I woke up feeling anxious. So, of course, when I got to the beach in the evening and saw that it was 4-5 foot onshore close outs (AGAIN), my anxiety erupted. It felt like I was being stabbed in the sternum and I felt nauseous. The anxiety prevents me from eating so I was lightheaded already. Two girls were playing music in their car, post-surf, short boards tucked into the car and they just looked cool – they freaked me out. There’s no explaining the weird sensation that is anxiety. Every possible thing can make me uneasy.
‘Will you just relax?’ my partner exclaimed.
‘But I’m sick of the white-water; I want to work on the unbroken waves but I can’t.’ I waxed my board up and tried to quell the anxiety with breathing exercises.
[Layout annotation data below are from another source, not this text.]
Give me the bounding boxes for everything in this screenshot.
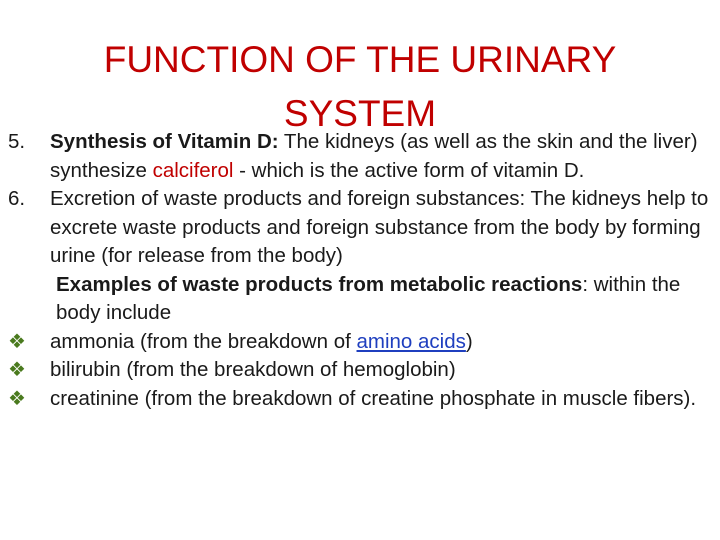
- list-item-bilirubin: [8, 356, 714, 385]
- diamond-bullet-icon: ❖: [8, 387, 26, 410]
- bullet-text-end: ): [465, 329, 473, 353]
- list-item-creatinine: [8, 385, 714, 414]
- list-item-vitamin-d: [8, 128, 714, 185]
- calciferol-highlight: calciferol: [152, 158, 234, 182]
- bullet-text: ammonia (from the breakdown of: [50, 329, 357, 353]
- sub-text: : within the body include: [56, 272, 681, 324]
- item-text-end: - which is the active form of vitamin D.: [233, 158, 585, 182]
- bullet-text: bilirubin (from the breakdown of hemoglobin): [50, 358, 456, 381]
- diamond-bullet-icon: ❖: [8, 330, 26, 353]
- diamond-bullet-icon: ❖: [8, 359, 26, 381]
- list-item-ammonia: [8, 328, 714, 357]
- item-number: 6.: [8, 187, 26, 210]
- sub-heading: Examples of waste products from metabolic reactions: [56, 272, 583, 296]
- item-heading: Synthesis of Vitamin D:: [50, 130, 279, 153]
- item-text: Excretion of waste products and foreign substances: The kidneys help to excrete waste products and foreign substance from the body by forming urine (for release from the body): [50, 187, 709, 267]
- item-text: The kidneys (as well as the skin and the liver) synthesize: [50, 130, 698, 182]
- slide-content: [8, 128, 714, 413]
- slide-title: FUNCTION OF THE URINARY SYSTEM: [103, 38, 617, 134]
- amino-acids-link[interactable]: amino acids: [356, 329, 466, 353]
- bullet-text: creatinine (from the breakdown of creatine phosphate in muscle fibers).: [50, 386, 697, 410]
- list-item-excretion: [8, 185, 714, 328]
- item-number: 5.: [8, 130, 26, 153]
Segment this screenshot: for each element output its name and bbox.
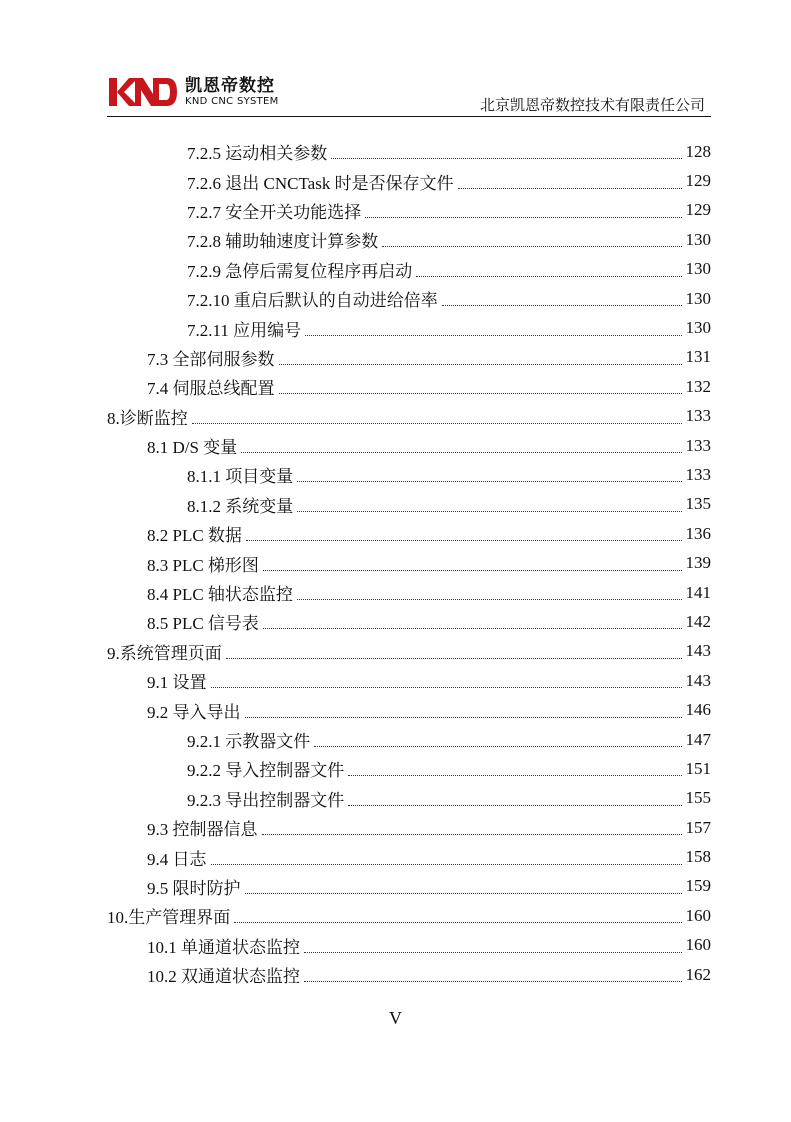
toc-leader-dots	[416, 276, 681, 277]
toc-entry-page: 146	[685, 700, 711, 720]
toc-leader-dots	[263, 628, 682, 629]
toc-entry-title: 7.2.9 急停后需复位程序再启动	[187, 261, 413, 281]
toc-leader-dots	[314, 746, 681, 747]
toc-entry[interactable]	[107, 842, 711, 871]
toc-entry-title: 9.2.3 导出控制器文件	[187, 790, 345, 810]
toc-entry[interactable]	[107, 637, 711, 666]
toc-leader-dots	[245, 717, 682, 718]
toc-entry[interactable]	[107, 225, 711, 254]
toc-leader-dots	[458, 188, 682, 189]
toc-entry-page: 141	[685, 582, 711, 602]
toc-entry[interactable]	[107, 813, 711, 842]
toc-entry-page: 133	[685, 464, 711, 484]
logo-chinese-name: 凯恩帝数控	[185, 76, 275, 96]
toc-entry[interactable]	[107, 695, 711, 724]
toc-entry-page: 136	[685, 523, 711, 543]
toc-entry[interactable]	[107, 284, 711, 313]
toc-entry-title: 7.2.7 安全开关功能选择	[187, 202, 362, 222]
toc-entry[interactable]	[107, 431, 711, 460]
company-name: 北京凯恩帝数控技术有限责任公司	[479, 96, 705, 114]
toc-leader-dots	[304, 952, 682, 953]
toc-entry-title: 8.4 PLC 轴状态监控	[147, 585, 293, 605]
toc-entry-page: 147	[685, 729, 711, 749]
toc-entry[interactable]	[107, 490, 711, 519]
toc-entry[interactable]	[107, 137, 711, 166]
toc-leader-dots	[365, 217, 681, 218]
toc-entry[interactable]	[107, 931, 711, 960]
toc-entry-title: 7.2.11 应用编号	[187, 320, 302, 340]
toc-leader-dots	[279, 393, 682, 394]
header-divider	[107, 116, 711, 117]
toc-leader-dots	[246, 540, 682, 541]
toc-leader-dots	[245, 893, 682, 894]
toc-entry[interactable]	[107, 255, 711, 284]
toc-entry-page: 157	[685, 817, 711, 837]
toc-entry-title: 8.5 PLC 信号表	[147, 614, 259, 634]
toc-entry[interactable]	[107, 343, 711, 372]
toc-entry[interactable]	[107, 725, 711, 754]
toc-entry-page: 133	[685, 406, 711, 426]
toc-entry-page: 130	[685, 259, 711, 279]
toc-entry[interactable]	[107, 960, 711, 989]
toc-entry-page: 129	[685, 200, 711, 220]
toc-entry-title: 9.系统管理页面	[107, 643, 222, 663]
toc-entry-title: 9.1 设置	[147, 673, 207, 693]
toc-leader-dots	[297, 481, 681, 482]
toc-entry-title: 8.1.1 项目变量	[187, 467, 294, 487]
toc-entry-page: 128	[685, 141, 711, 161]
toc-entry-title: 10.2 双通道状态监控	[147, 967, 300, 987]
toc-entry-page: 133	[685, 435, 711, 455]
toc-leader-dots	[442, 305, 682, 306]
toc-entry-page: 143	[685, 670, 711, 690]
toc-entry-title: 9.2 导入导出	[147, 702, 241, 722]
toc-leader-dots	[192, 423, 682, 424]
toc-entry-title: 7.2.5 运动相关参数	[187, 144, 328, 164]
toc-leader-dots	[382, 246, 681, 247]
toc-leader-dots	[331, 158, 681, 159]
toc-entry[interactable]	[107, 548, 711, 577]
toc-leader-dots	[234, 922, 681, 923]
table-of-contents	[107, 137, 711, 989]
logo-english-name: KND CNC SYSTEM	[185, 96, 279, 107]
toc-leader-dots	[305, 335, 681, 336]
toc-entry[interactable]	[107, 901, 711, 930]
toc-leader-dots	[348, 805, 681, 806]
toc-entry-page: 160	[685, 905, 711, 925]
toc-entry-page: 129	[685, 171, 711, 191]
toc-leader-dots	[226, 658, 682, 659]
toc-leader-dots	[241, 452, 681, 453]
toc-leader-dots	[304, 981, 682, 982]
toc-entry-title: 8.1.2 系统变量	[187, 496, 294, 516]
toc-entry-page: 143	[685, 641, 711, 661]
toc-entry-title: 9.4 日志	[147, 849, 207, 869]
toc-leader-dots	[263, 570, 682, 571]
toc-entry[interactable]	[107, 460, 711, 489]
toc-entry-page: 159	[685, 876, 711, 896]
toc-leader-dots	[262, 834, 682, 835]
company-logo	[107, 74, 279, 110]
toc-entry-page: 158	[685, 847, 711, 867]
toc-entry[interactable]	[107, 313, 711, 342]
toc-entry-page: 131	[685, 347, 711, 367]
toc-entry-page: 132	[685, 376, 711, 396]
toc-entry-title: 10.生产管理界面	[107, 908, 231, 928]
page-number: V	[389, 1008, 402, 1028]
toc-entry[interactable]	[107, 666, 711, 695]
toc-entry-page: 151	[685, 758, 711, 778]
toc-entry[interactable]	[107, 166, 711, 195]
toc-entry-title: 7.2.6 退出 CNCTask 时是否保存文件	[187, 173, 454, 193]
toc-entry-page: 130	[685, 288, 711, 308]
toc-leader-dots	[211, 864, 682, 865]
knd-logo-mark-icon	[107, 74, 179, 110]
toc-entry[interactable]	[107, 372, 711, 401]
toc-entry[interactable]	[107, 784, 711, 813]
toc-entry-page: 155	[685, 788, 711, 808]
toc-entry[interactable]	[107, 196, 711, 225]
toc-entry-title: 7.4 伺服总线配置	[147, 379, 275, 399]
toc-entry[interactable]	[107, 607, 711, 636]
toc-entry[interactable]	[107, 519, 711, 548]
toc-leader-dots	[297, 511, 681, 512]
toc-entry-title: 10.1 单通道状态监控	[147, 937, 300, 957]
toc-entry[interactable]	[107, 402, 711, 431]
page-header	[107, 74, 711, 118]
toc-entry-title: 8.3 PLC 梯形图	[147, 555, 259, 575]
toc-entry-title: 8.1 D/S 变量	[147, 438, 238, 458]
toc-entry-page: 139	[685, 553, 711, 573]
toc-entry-title: 7.3 全部伺服参数	[147, 349, 275, 369]
toc-leader-dots	[279, 364, 682, 365]
toc-entry-page: 162	[685, 964, 711, 984]
toc-entry-title: 9.2.1 示教器文件	[187, 732, 311, 751]
toc-leader-dots	[348, 775, 681, 776]
toc-entry-title: 7.2.10 重启后默认的自动进给倍率	[187, 291, 438, 311]
toc-entry-title: 9.3 控制器信息	[147, 820, 258, 840]
toc-entry-page: 135	[685, 494, 711, 514]
toc-entry[interactable]	[107, 578, 711, 607]
toc-entry-title: 9.2.2 导入控制器文件	[187, 761, 345, 781]
toc-entry-page: 130	[685, 318, 711, 338]
toc-entry-page: 142	[685, 611, 711, 631]
toc-entry-title: 9.5 限时防护	[147, 878, 241, 898]
toc-leader-dots	[297, 599, 682, 600]
toc-entry[interactable]	[107, 754, 711, 783]
toc-entry-title: 8.2 PLC 数据	[147, 526, 242, 546]
toc-entry[interactable]	[107, 872, 711, 901]
toc-entry-page: 160	[685, 935, 711, 955]
toc-entry-title: 7.2.8 辅助轴速度计算参数	[187, 232, 379, 252]
toc-entry-title: 8.诊断监控	[107, 408, 188, 428]
toc-entry-page: 130	[685, 229, 711, 249]
toc-leader-dots	[211, 687, 682, 688]
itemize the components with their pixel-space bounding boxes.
I eventually started to cry and I explained my real fear: I worry that I will never get the confidence to become a better surfer.
Confidence came and greeted me, but then I couldn’t surf for three weeks because I had no car and I was working long hours every day, and then confidence was gone. The onshore close outs every.single.damn.day has not helped. So that’s what I worry about. I worry I will never get confident.
As I played in the white-water, my heart was thumping. The rip sucked at me and I had to actually tell myself to breathe. Then after a while…the anxiety dissipated. The water was with me. I had some really long rides on the white-water so I could (sort of) practise bottom turns (keep that back arm up woman!). I caught a few reforming waves so it was kind of like a green wave. I stayed out there until my anxiety turned into joy and my joy turned to contentment. The tide shifted and the sun set.
It worked out in the end. A great night = a great surf (even if it wasn’t what I wanted).